To follow-along from the last section, the training objective contains the following terms where $*$ denotes that this is the token position whose probability is being computed:

$Pr$(**This** | *, **is+2**, **a+3**, **sentence+4**)

$Pr$(**is** | ___, *, **a+3**, ___)

$Pr$(**a** | ___, ___, *, ___)

$Pr$(**sentence** | ___, **is+2**, **a+3**, *).

### Results

Does it work? The short answer is yes. The long answer is also yes. Perhaps this is not surprising: XLNet builds on previous state of the art methods. It was trained on a corpus of 30 billion words (an order of magnitude greater than that used to train BERT and drawn from more diverse sources) and this training required significantly more hours of compute time than previous models:

ULMFit | 1 GPU day |

ELMo | 40 GPU days |

BERT | 450 GPU days |

XLNet | 2000 GPU days |

Table 1. Approximate computation time for training recent NLP models^{4}.
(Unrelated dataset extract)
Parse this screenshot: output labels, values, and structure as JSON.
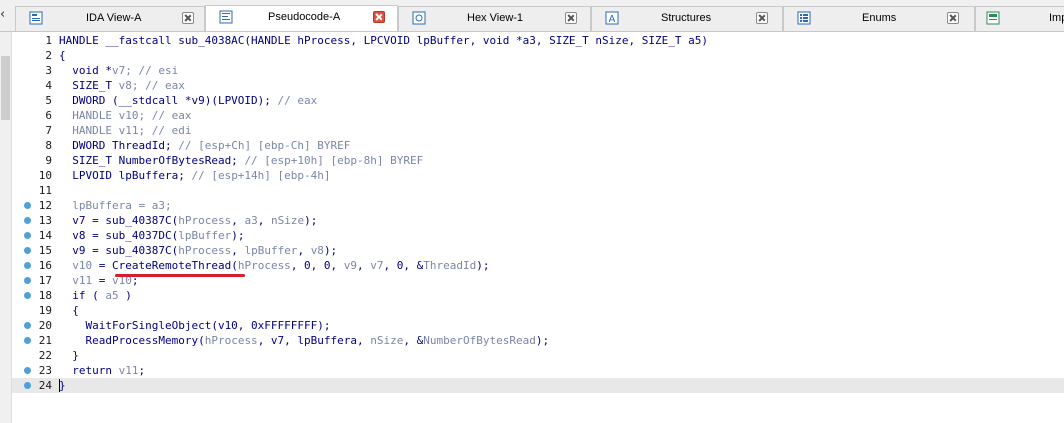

Perhaps more interestingly, XLNet’s ablation study shows that it also works better than BERT in a fair comparison (figure 5). That is, when the model is trained on the same corpus as was BERT, using the same hyperparameters and the same number of layers, it consistently outperforms BERT. Even more interestingly, XLNet also beats Transformer-XL in the fair comparison. Transformer-XL could be considered as an ablation of the permutation AR objective. The consistent improvement over that score is evidence for the strength of that method.

#### Ablation Results

Figure 5, Ablation study for XLNet for four the following four of the tested benchmarks: RACE, SQuAD2.0 F1, MNLI mm and SST-2. Results relative to BERT for matched training data. The different bars represent different training settings. They are described in section 3.7 of the paper.
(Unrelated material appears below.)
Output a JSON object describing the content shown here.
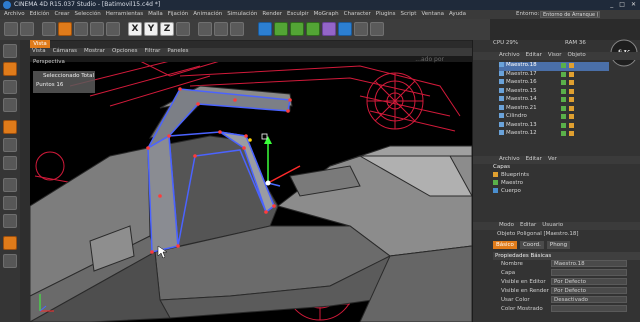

What is not resolved by the ablation study is the contribution of the two-stream self-attention mechanism to XLNet’s performance gains. It both allows the attention mechanism to explicitly take the target token position into account, and it introduces additional latent capacity in the form of the query stream vectors. While it is an intricate part of the XLNet architecture, it is possible that models such as BERT could also benefit from this mechanism without using the same training objective as XLNet.

^{1 }While the main purpose of pre-trained language models is to learn linguistic features which are useful in downstream tasks, the actual language model’s calculation of word probabilities can be useful for things like outlier detection and auto-correct.

^{2 }The BERT model is technically a masked language model as it isn’t trained to maximize the *joint* probability of a sequence of tokens.

^{3 }In order to implement the NADE-like training objective, the XLNet paper also introduces some novel architecture choices which are discussed in later sections. However, for the purpose of this post, it is convenient to first discuss XLNet’s goal to create a model which learns from bi-directional context, and then introduce the architectural work needed to achieve this goal.

^{4 }These values were derived using a speculative TPU to GPU hour conversion as explained in this post and rounded semi-arbitrarily.